A heaping tablespoonful of passion and a whole lot of fun are all the ingredients you need to host the perfect holiday dinner party at home. And take that advice from an expert.
“I do plan for some of the basics,” says Michael Aram, home decor and gift designer extraordinaire, who was on hand recently at Neiman Marcus to personally introduce his fall/winter collection, “but you also need a certain spontaneity to it all. After all, it feels wonderful to be inspired.”
Aram shared his little secrets with CultureMap during his visit here to The Galleria store while personalizing gifts with his signature using a dentist’s drill for engraving. “I laugh that dentistry is my second calling,” he says.
Aram scrutinizes his serving platters and dinnerware the night before the big event. “I actually take Post-its and place them on the plates so I remember what food to place there . . . and not forget about any dishes in the fridge,” he says. “I truly believe in oven-to-table serving.”
You can peruse Aram’s exquisite casserole holders in-store or on his website, particularly the new Sleepy Hollow collection with porcelain dishes that fit snuggly into elegant footed nickelplate holders for a beautiful presentation, for inspiration. His full lines of dinnerware are meant to mix and match with interchangeable organic patterns such as Black Orchid, Botanical Leaf, Olive Branch, Cast Iron and Silversmith.
Mix and Match
Speaking of mix and match, one of Aram’s signature approaches in his designs is the combination of different metals in a single piece. “It adds so much richness and makes items look and feel so jewelry-like,” he says. An excellent example is Aram’s partridge in a pear tree ornament, in which he integrates the beauty of silverplate and goldplate into one object.
Once the serving pieces and plate selection are in place, Aram determines the foundation for the table layout, whether it be a cloth covering or runner to set the stage. “I really don’t want a lot of color on the table,” he says. “Rather, the food should stand out.”
Old and New
“I like combining things from different eras,” Aram says. “My grandmother’s plates are really too small for dining, so I use them in different ways. Or I’ll take an old champagne flute and use it for a flower vase. I love to bring memories of different family members to the table.”
"I always serve my guests first, and then introduce them to the bar. I want my guests to feel at home.”
Alongside meaningful family heirlooms, Aram pairs contemporary pieces, such as his new grape leaf snack plates in bright enamel finishes inspired by his days as a youth helping roll dolmas for special occasions.
“As you can see, my drive comes from nature in all its forms,” Aram notes. “I’ll use dried leaves and vines with fresh flowers. I believe all stages of nature, living and not, just amplify the beauty.”
He often goes out to his garden the morning of the dinner party, collecting seasonal treasures such as twigs and small branches, which he spray paints gold or silver and then arranges on the table. A quick trip to the nearest grocery store brings white roses to the setting, easily cut into delicate accents when placed in votive candleholders.
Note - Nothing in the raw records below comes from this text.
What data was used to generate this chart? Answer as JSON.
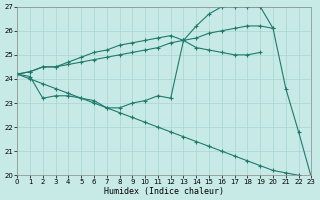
{
  "xlabel": "Humidex (Indice chaleur)",
  "xlim": [
    0,
    23
  ],
  "ylim": [
    20,
    27
  ],
  "yticks": [
    20,
    21,
    22,
    23,
    24,
    25,
    26,
    27
  ],
  "xticks": [
    0,
    1,
    2,
    3,
    4,
    5,
    6,
    7,
    8,
    9,
    10,
    11,
    12,
    13,
    14,
    15,
    16,
    17,
    18,
    19,
    20,
    21,
    22,
    23
  ],
  "background_color": "#c8eae6",
  "grid_color": "#a8d5d0",
  "line_color": "#1e7a6e",
  "lines": [
    {
      "x": [
        0,
        1,
        2,
        3,
        4,
        5,
        6,
        7,
        8,
        9,
        10,
        11,
        12,
        13,
        14,
        15,
        16,
        17,
        18,
        19,
        20,
        21,
        22,
        23
      ],
      "y": [
        24.2,
        24.3,
        24.5,
        24.5,
        24.7,
        24.9,
        25.1,
        25.2,
        25.4,
        25.5,
        25.6,
        25.7,
        25.8,
        25.6,
        26.2,
        26.7,
        27.0,
        27.0,
        27.0,
        27.0,
        26.1,
        23.6,
        21.8,
        19.9
      ]
    },
    {
      "x": [
        0,
        1,
        2,
        3,
        4,
        5,
        6,
        7,
        8,
        9,
        10,
        11,
        12,
        13,
        14,
        15,
        16,
        17,
        18,
        19,
        20
      ],
      "y": [
        24.2,
        24.3,
        24.5,
        24.5,
        24.6,
        24.7,
        24.8,
        24.9,
        25.0,
        25.1,
        25.2,
        25.3,
        25.5,
        25.6,
        25.7,
        25.9,
        26.0,
        26.1,
        26.2,
        26.2,
        26.1
      ]
    },
    {
      "x": [
        0,
        1,
        2,
        3,
        4,
        5,
        6,
        7,
        8,
        9,
        10,
        11,
        12,
        13,
        14,
        15,
        16,
        17,
        18,
        19
      ],
      "y": [
        24.2,
        24.1,
        23.2,
        23.3,
        23.3,
        23.2,
        23.1,
        22.8,
        22.8,
        23.0,
        23.1,
        23.3,
        23.2,
        25.6,
        25.3,
        25.2,
        25.1,
        25.0,
        25.0,
        25.1
      ]
    },
    {
      "x": [
        0,
        1,
        2,
        3,
        4,
        5,
        6,
        7,
        8,
        9,
        10,
        11,
        12,
        13,
        14,
        15,
        16,
        17,
        18,
        19,
        20,
        21,
        22,
        23
      ],
      "y": [
        24.2,
        24.0,
        23.8,
        23.6,
        23.4,
        23.2,
        23.0,
        22.8,
        22.6,
        22.4,
        22.2,
        22.0,
        21.8,
        21.6,
        21.4,
        21.2,
        21.0,
        20.8,
        20.6,
        20.4,
        20.2,
        20.1,
        20.0,
        19.9
      ]
    }
  ]
}
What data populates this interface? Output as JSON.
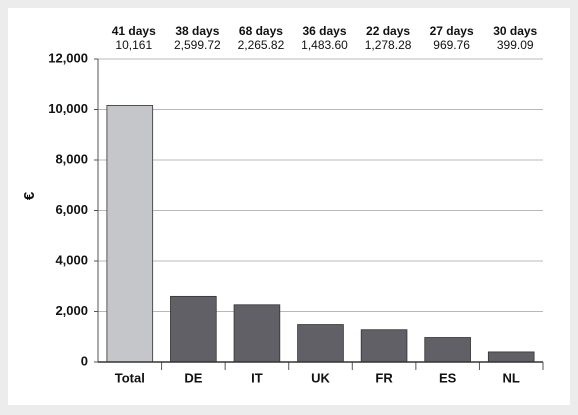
{
  "chart_data": {
    "type": "bar",
    "y_label": "€",
    "categories": [
      "Total",
      "DE",
      "IT",
      "UK",
      "FR",
      "ES",
      "NL"
    ],
    "values": [
      10161,
      2599.72,
      2265.82,
      1483.6,
      1278.28,
      969.76,
      399.09
    ],
    "value_labels": [
      "10,161",
      "2,599.72",
      "2,265.82",
      "1,483.60",
      "1,278.28",
      "969.76",
      "399.09"
    ],
    "annotations": [
      "41 days",
      "38 days",
      "68 days",
      "36 days",
      "22 days",
      "27 days",
      "30 days"
    ],
    "colors": [
      "#c5c6ca",
      "#606066",
      "#606066",
      "#606066",
      "#606066",
      "#606066",
      "#606066"
    ],
    "ylim": [
      0,
      12000
    ],
    "yticks": [
      0,
      {
        "value": 2000,
        "label": "2,000"
      },
      {
        "value": 4000,
        "label": "4,000"
      },
      {
        "value": 6000,
        "label": "6,000"
      },
      {
        "value": 8000,
        "label": "8,000"
      },
      {
        "value": 10000,
        "label": "10,000"
      },
      {
        "value": 12000,
        "label": "12,000"
      }
    ],
    "grid": true
  }
}
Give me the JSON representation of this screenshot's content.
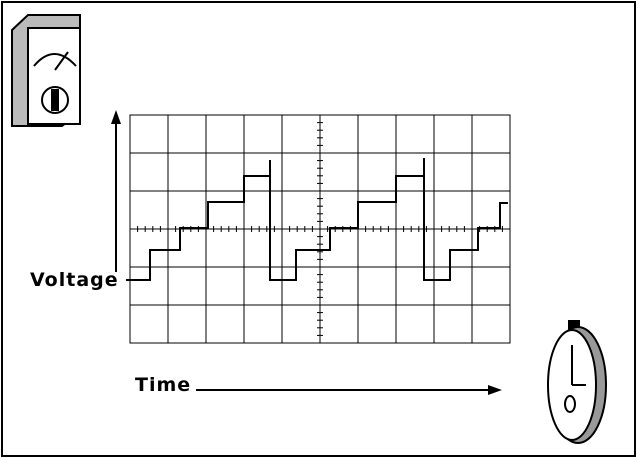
{
  "labels": {
    "voltage": "Voltage",
    "time": "Time"
  }
}
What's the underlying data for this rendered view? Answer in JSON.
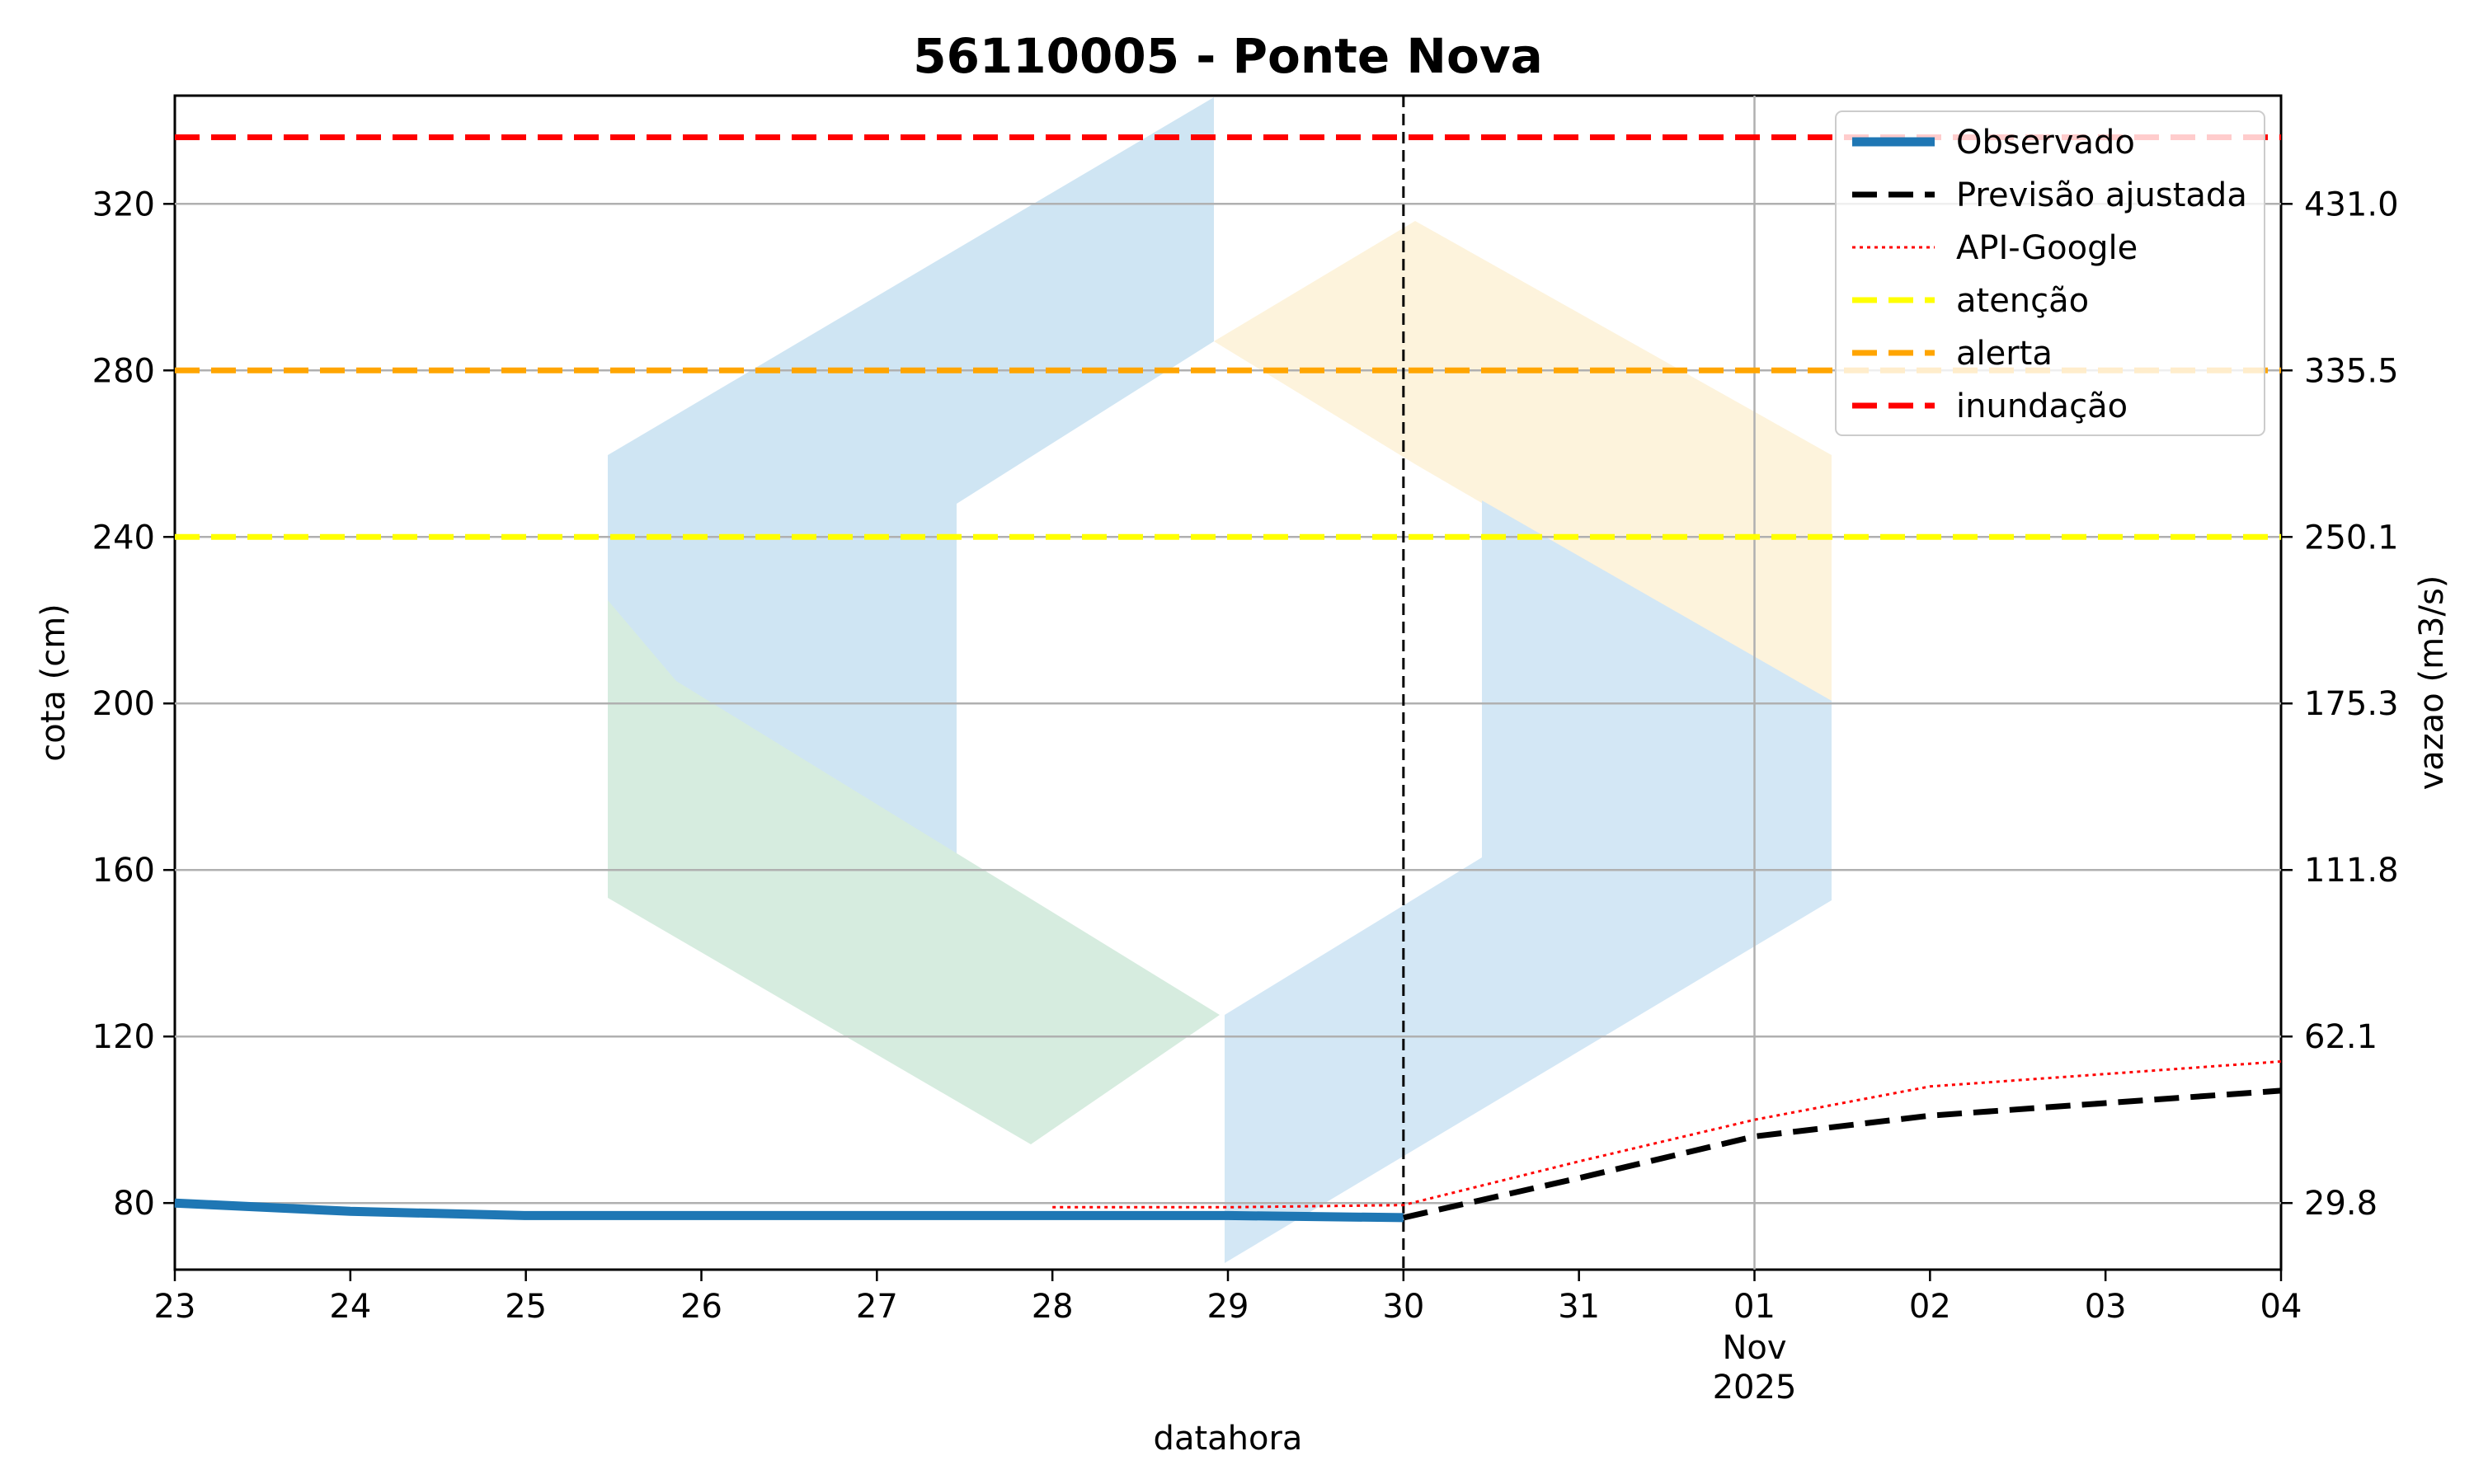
{
  "chart_data": {
    "type": "line",
    "title": "56110005 - Ponte Nova",
    "xlabel": "datahora",
    "ylabel": "cota (cm)",
    "y2label": "vazao (m3/s)",
    "ylim": [
      64,
      346
    ],
    "xlim": [
      "2025-10-23",
      "2025-11-04"
    ],
    "x_ticks": [
      {
        "date": "2025-10-23",
        "label": "23"
      },
      {
        "date": "2025-10-24",
        "label": "24"
      },
      {
        "date": "2025-10-25",
        "label": "25"
      },
      {
        "date": "2025-10-26",
        "label": "26"
      },
      {
        "date": "2025-10-27",
        "label": "27"
      },
      {
        "date": "2025-10-28",
        "label": "28"
      },
      {
        "date": "2025-10-29",
        "label": "29"
      },
      {
        "date": "2025-10-30",
        "label": "30"
      },
      {
        "date": "2025-10-31",
        "label": "31"
      },
      {
        "date": "2025-11-01",
        "label": "01"
      },
      {
        "date": "2025-11-02",
        "label": "02"
      },
      {
        "date": "2025-11-03",
        "label": "03"
      },
      {
        "date": "2025-11-04",
        "label": "04"
      }
    ],
    "x_month_label": "Nov",
    "x_year_label": "2025",
    "y_ticks": [
      80,
      120,
      160,
      200,
      240,
      280,
      320
    ],
    "y2_ticks": [
      {
        "cota": 80,
        "label": "29.8"
      },
      {
        "cota": 120,
        "label": "62.1"
      },
      {
        "cota": 160,
        "label": "111.8"
      },
      {
        "cota": 200,
        "label": "175.3"
      },
      {
        "cota": 240,
        "label": "250.1"
      },
      {
        "cota": 280,
        "label": "335.5"
      },
      {
        "cota": 320,
        "label": "431.0"
      }
    ],
    "grid": true,
    "legend_position": "top-right",
    "forecast_start": "2025-10-30",
    "series": [
      {
        "name": "Observado",
        "style": "solid-thick",
        "color": "#1f77b4",
        "x": [
          "2025-10-23",
          "2025-10-24",
          "2025-10-25",
          "2025-10-26",
          "2025-10-27",
          "2025-10-28",
          "2025-10-29",
          "2025-10-30"
        ],
        "y": [
          80,
          78,
          77,
          77,
          77,
          77,
          77,
          76.5
        ]
      },
      {
        "name": "Previsão ajustada",
        "style": "dashed",
        "color": "#000000",
        "x": [
          "2025-10-30",
          "2025-10-31",
          "2025-11-01",
          "2025-11-02",
          "2025-11-03",
          "2025-11-04"
        ],
        "y": [
          76.5,
          86,
          96,
          101,
          104,
          107
        ]
      },
      {
        "name": "API-Google",
        "style": "dotted",
        "color": "#ff0000",
        "x": [
          "2025-10-28",
          "2025-10-29",
          "2025-10-30",
          "2025-10-31",
          "2025-11-01",
          "2025-11-02",
          "2025-11-03",
          "2025-11-04"
        ],
        "y": [
          79,
          79,
          79.5,
          90,
          100,
          108,
          111,
          114
        ]
      },
      {
        "name": "atenção",
        "style": "threshold",
        "color": "#ffff00",
        "y": 240
      },
      {
        "name": "alerta",
        "style": "threshold",
        "color": "#ffa500",
        "y": 280
      },
      {
        "name": "inundação",
        "style": "threshold",
        "color": "#ff0000",
        "y": 336
      }
    ]
  }
}
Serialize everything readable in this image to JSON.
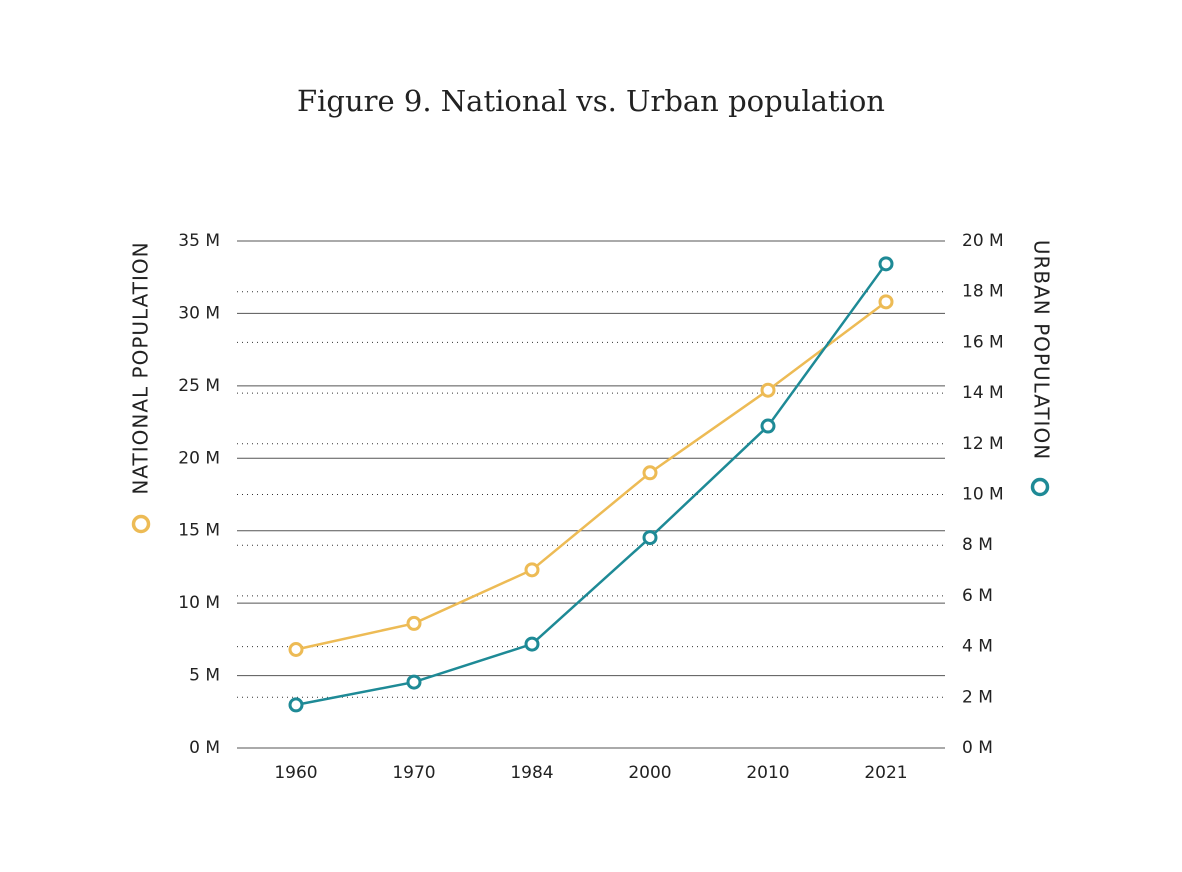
{
  "chart_data": {
    "type": "line",
    "title": "Figure 9. National vs. Urban population",
    "categories": [
      "1960",
      "1970",
      "1984",
      "2000",
      "2010",
      "2021"
    ],
    "series": [
      {
        "name": "NATIONAL POPULATION",
        "color": "#edbb55",
        "values": [
          6.8,
          8.6,
          12.3,
          19.0,
          24.7,
          30.8
        ]
      },
      {
        "name": "URBAN POPULATION",
        "color": "#1e8a96",
        "axis": "y2",
        "values": [
          1.7,
          2.6,
          4.1,
          8.3,
          12.7,
          19.1
        ]
      }
    ],
    "ylim": [
      0,
      35
    ],
    "yticks": [
      {
        "value": 0,
        "label": "0 M"
      },
      {
        "value": 5,
        "label": "5 M"
      },
      {
        "value": 10,
        "label": "10 M"
      },
      {
        "value": 15,
        "label": "15 M"
      },
      {
        "value": 20,
        "label": "20 M"
      },
      {
        "value": 25,
        "label": "25 M"
      },
      {
        "value": 30,
        "label": "30 M"
      },
      {
        "value": 35,
        "label": "35 M"
      }
    ],
    "y2lim": [
      0,
      20
    ],
    "y2ticks": [
      {
        "value": 0,
        "label": "0 M"
      },
      {
        "value": 2,
        "label": "2 M"
      },
      {
        "value": 4,
        "label": "4 M"
      },
      {
        "value": 6,
        "label": "6 M"
      },
      {
        "value": 8,
        "label": "8 M"
      },
      {
        "value": 10,
        "label": "10 M"
      },
      {
        "value": 12,
        "label": "12 M"
      },
      {
        "value": 14,
        "label": "14 M"
      },
      {
        "value": 16,
        "label": "16 M"
      },
      {
        "value": 18,
        "label": "18 M"
      },
      {
        "value": 20,
        "label": "20 M"
      }
    ],
    "grid": true
  }
}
“The table should shimmer,” Aram says. “I don’t like a lot of lighting.”
Aram always sets up a self-serve bar in advance, using large-scale ice buckets to chill water, wine and champagne. A popular item in his bar ensemble is the cool and stylish Bark ice bucket in polished aluminum with stainless steel insert. The Forest Leaf Collection piece is highly textured and topped with a branch-handle lid.
He slices lemons and limes and readies other cocktail condiments so everything is available when guests arrive. Drinkware is in clear view and easily accessible, as are napkins, ice scoops, tongs, swizzle sticks, etc. “I always serve my guests first, and then introduce them to the bar,” Aram says. “I want my guests to feel at home.”
The Host or Hostess with the Mostest
Aram says that graciousness should be extended to even those unexpected guests. “I don’t fret if someone brings a friend,” Aram says. “My policy is ‘open door, open heart.’"
And he keeps a few extra gifts on hand for just those circumstances. He'll use his Christmas ornaments as napkin rings for everyone to take home. Think golden acorns, forged snowflakes, leafy crosses and whimsical, "jazz hands" snowmen, all in magical metals. He's also known to set out his charming mini-frames as place card holders as another gift option.
“Once that first guest arrives, you are that gracious host or hostess,” Aram says. “The party has started, and there’s no turning back. If you’re at ease, then your guests will be at ease, too.”